Extrait de fiction autobiographique inspirée de faits déjà morts et de ressentis toujours vivants

alexandra-basset-9



La nuit, je devenais autre. La terne chrysalide libérait le papillon kaléidoscopique. D'inhibée à extravertie, de méfiante à espiègle, de timide maladive à ultra-sociable, de dépressive à euphorique : la métamorphose opérait. J'effleurais une version fantasmée, falsifiée, augmentée plutôt, de moi-même. Par la magie des substances chimiques, les aliénations psychiques cédaient, je pouvais enfin percuter la poésie de l'instant, ce train rutilant que j'enrageais de voir m'échapper le jour. Chaque jour, deux possibilités s'offraient à moi : prendre un ticket pour une excursion rocambolesque, ou rester dans le taudis inhospitalier et menaçant qu'était devenue mon âme, elle-même suffoquant dans une ambiance familiale morbide. Souvent, je choisissais la première. Je rejoignais un ami, souvent le même : Jim. Puis j'avalais, je gobais, je fumais, je sniffais. De l'alcool, des cristaux de MDMA, de la weed ou de la cocaïne, et quelques années plus tard, du crack avec mon amoureux de l'époque. Je n'avais pas de drogue de prédilection : ma substance, c'était l'euphorie. Peu importe celle qui me permettrait d'atteindre cet état. J'aimais tellement me laisser glisser sur le revers de ces jours malheureux, explorer leur envers étoilé et exaltant. 

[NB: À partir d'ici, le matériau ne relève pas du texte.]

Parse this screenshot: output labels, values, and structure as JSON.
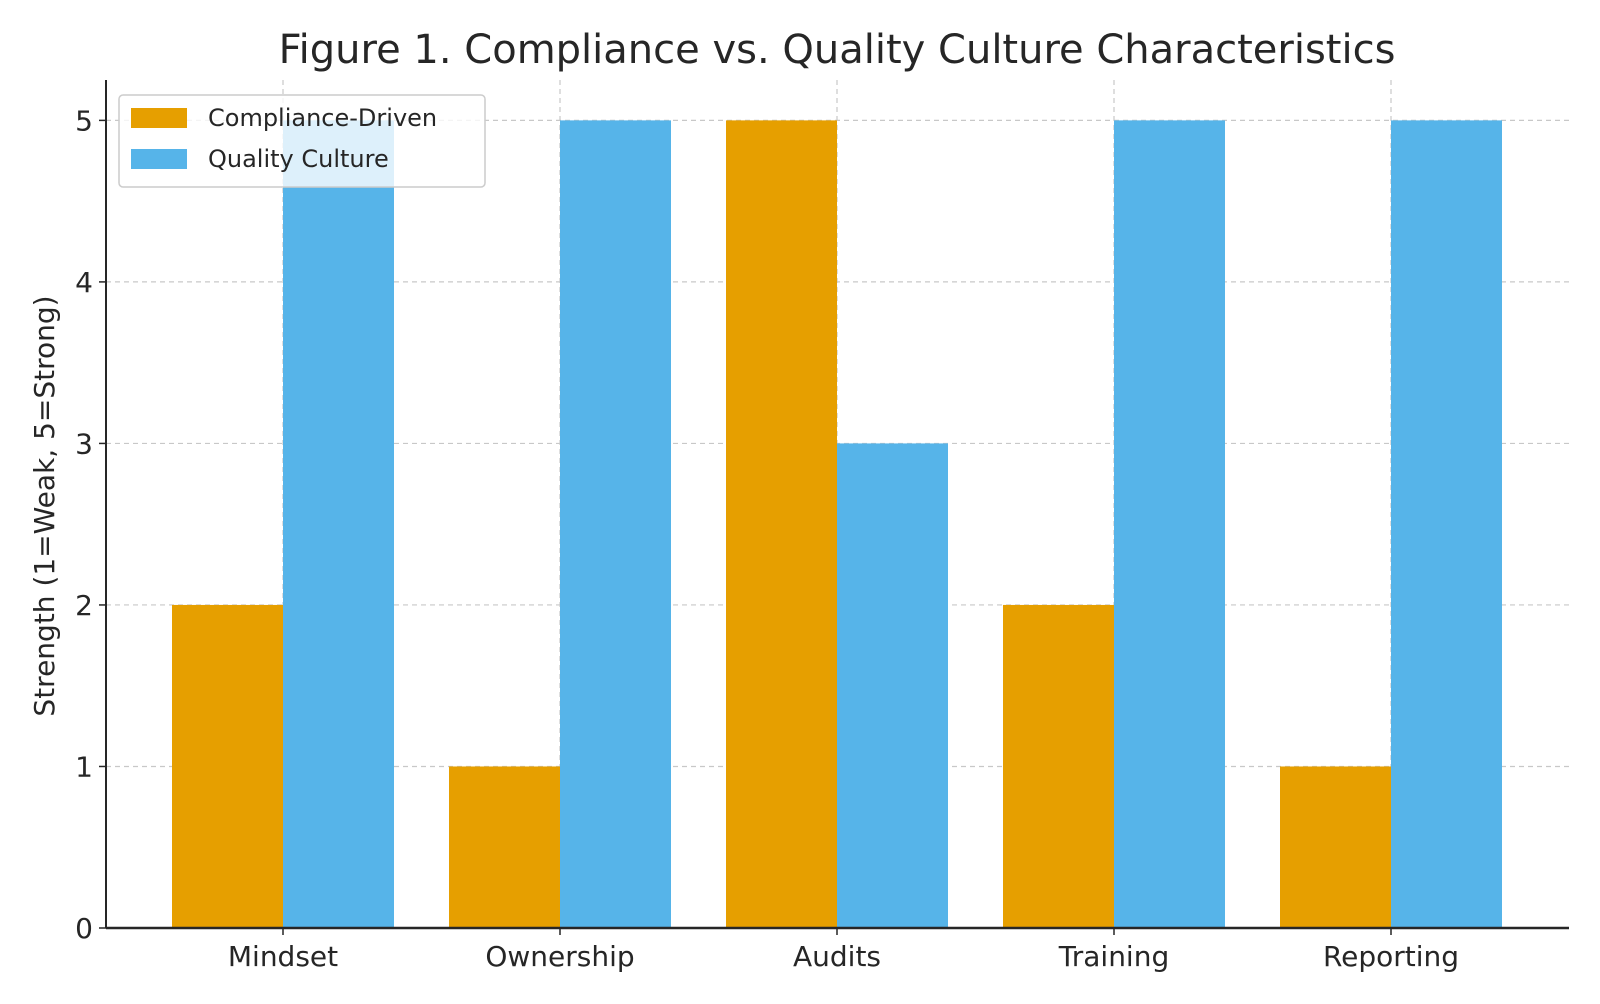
{
  "chart_data": {
    "type": "bar",
    "title": "Figure 1. Compliance vs. Quality Culture Characteristics",
    "xlabel": "",
    "ylabel": "Strength (1=Weak, 5=Strong)",
    "categories": [
      "Mindset",
      "Ownership",
      "Audits",
      "Training",
      "Reporting"
    ],
    "series": [
      {
        "name": "Compliance-Driven",
        "values": [
          2,
          1,
          5,
          2,
          1
        ],
        "color": "#E69F00"
      },
      {
        "name": "Quality Culture",
        "values": [
          5,
          5,
          3,
          5,
          5
        ],
        "color": "#56B4E9"
      }
    ],
    "ylim": [
      0,
      5.25
    ],
    "yticks": [
      0,
      1,
      2,
      3,
      4,
      5
    ],
    "grid": true,
    "legend": "top-left"
  }
}
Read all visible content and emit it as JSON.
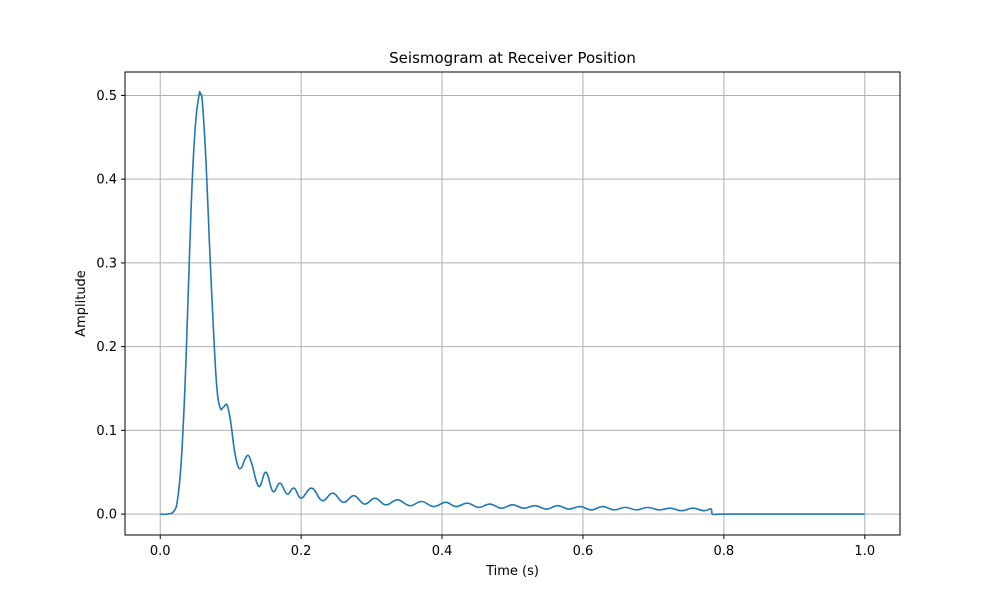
{
  "chart_data": {
    "type": "line",
    "title": "Seismogram at Receiver Position",
    "xlabel": "Time (s)",
    "ylabel": "Amplitude",
    "xlim": [
      -0.05,
      1.05
    ],
    "ylim": [
      -0.025,
      0.528
    ],
    "xticks": [
      0.0,
      0.2,
      0.4,
      0.6,
      0.8,
      1.0
    ],
    "xtick_labels": [
      "0.0",
      "0.2",
      "0.4",
      "0.6",
      "0.8",
      "1.0"
    ],
    "yticks": [
      0.0,
      0.1,
      0.2,
      0.3,
      0.4,
      0.5
    ],
    "ytick_labels": [
      "0.0",
      "0.1",
      "0.2",
      "0.3",
      "0.4",
      "0.5"
    ],
    "grid": true,
    "colors": {
      "line": "#1f77b4",
      "grid": "#b0b0b0"
    },
    "series": [
      {
        "x": [
          0.0,
          0.01,
          0.02,
          0.025,
          0.03,
          0.035,
          0.04,
          0.045,
          0.05,
          0.055,
          0.057,
          0.06,
          0.065,
          0.07,
          0.075,
          0.08,
          0.085,
          0.09,
          0.095,
          0.1,
          0.105,
          0.11,
          0.115,
          0.12,
          0.125,
          0.13,
          0.14,
          0.15,
          0.16,
          0.17,
          0.18,
          0.19,
          0.2,
          0.215,
          0.23,
          0.245,
          0.26,
          0.275,
          0.29,
          0.305,
          0.32,
          0.337,
          0.354,
          0.371,
          0.388,
          0.405,
          0.42,
          0.436,
          0.452,
          0.468,
          0.484,
          0.5,
          0.516,
          0.532,
          0.548,
          0.564,
          0.58,
          0.596,
          0.612,
          0.628,
          0.644,
          0.66,
          0.676,
          0.692,
          0.708,
          0.724,
          0.74,
          0.756,
          0.772,
          0.782,
          0.7835,
          0.8,
          1.0
        ],
        "y": [
          0.0,
          0.0,
          0.004,
          0.02,
          0.065,
          0.15,
          0.27,
          0.39,
          0.465,
          0.5,
          0.502,
          0.49,
          0.42,
          0.32,
          0.23,
          0.155,
          0.127,
          0.128,
          0.13,
          0.11,
          0.078,
          0.058,
          0.055,
          0.065,
          0.07,
          0.06,
          0.033,
          0.05,
          0.027,
          0.037,
          0.024,
          0.031,
          0.019,
          0.031,
          0.016,
          0.025,
          0.014,
          0.022,
          0.012,
          0.019,
          0.011,
          0.017,
          0.01,
          0.015,
          0.009,
          0.014,
          0.009,
          0.013,
          0.008,
          0.012,
          0.007,
          0.011,
          0.007,
          0.01,
          0.006,
          0.01,
          0.006,
          0.009,
          0.005,
          0.009,
          0.005,
          0.008,
          0.005,
          0.008,
          0.005,
          0.007,
          0.004,
          0.007,
          0.004,
          0.006,
          0.0,
          0.0,
          0.0
        ]
      }
    ]
  }
}
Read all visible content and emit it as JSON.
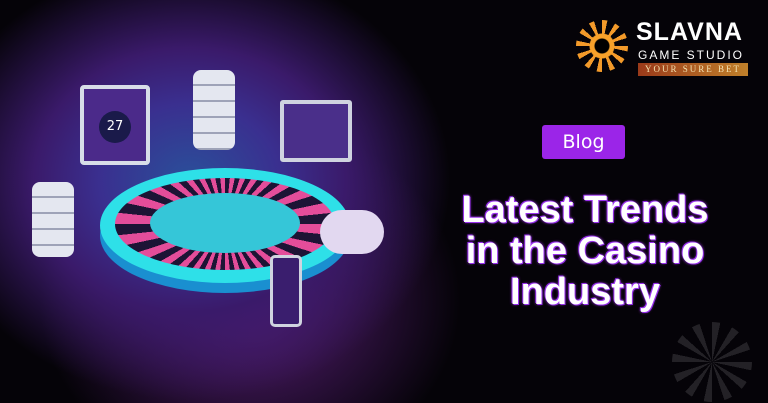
{
  "logo": {
    "brand": "SLAVNA",
    "subtitle": "GAME STUDIO",
    "tagline": "YOUR SURE BET"
  },
  "badge": {
    "label": "Blog"
  },
  "headline": {
    "lines": [
      "Latest Trends",
      "in the Casino",
      "Industry"
    ]
  },
  "illustration": {
    "monitor_number": "27"
  },
  "colors": {
    "badge": "#9b25e8",
    "accent_orange": "#f39a2a",
    "background": "#050308"
  }
}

Sobre, j'avais du mal à vivre, je n'y arrivais presque plus, j'étais prisonnière de pensées et de sensations tyranniques qui me martyrisaient. Il ne me semblait n'avoir le choix qu'entre deux opportunités : le suicide ou la drogue. 

Le temps pressait, j'avais la conscience viscérale que, d'un jour à l'autre, tout pouvait s'arrêter ; la preuve : mon père était parti à 37 ans, brutalement, sans nous dire au revoir. Rien n'était immuable, ni même stable, et cela générait une angoisse permanente de perte imminente et déchirante. On ne pouvait s'attacher à rien, puisque tout était voué à disparaitre.

J'ai pris des drogues, aussi, parce que je voulais écrire sur elles, sur les perceptions déformées et les idées souvent délirantes qu'elles entrainaient. Comme on dit : c'était écrit. Je le sens. Je devais passer par cette route escarpée et dangereuse, sans glissière de sécurité.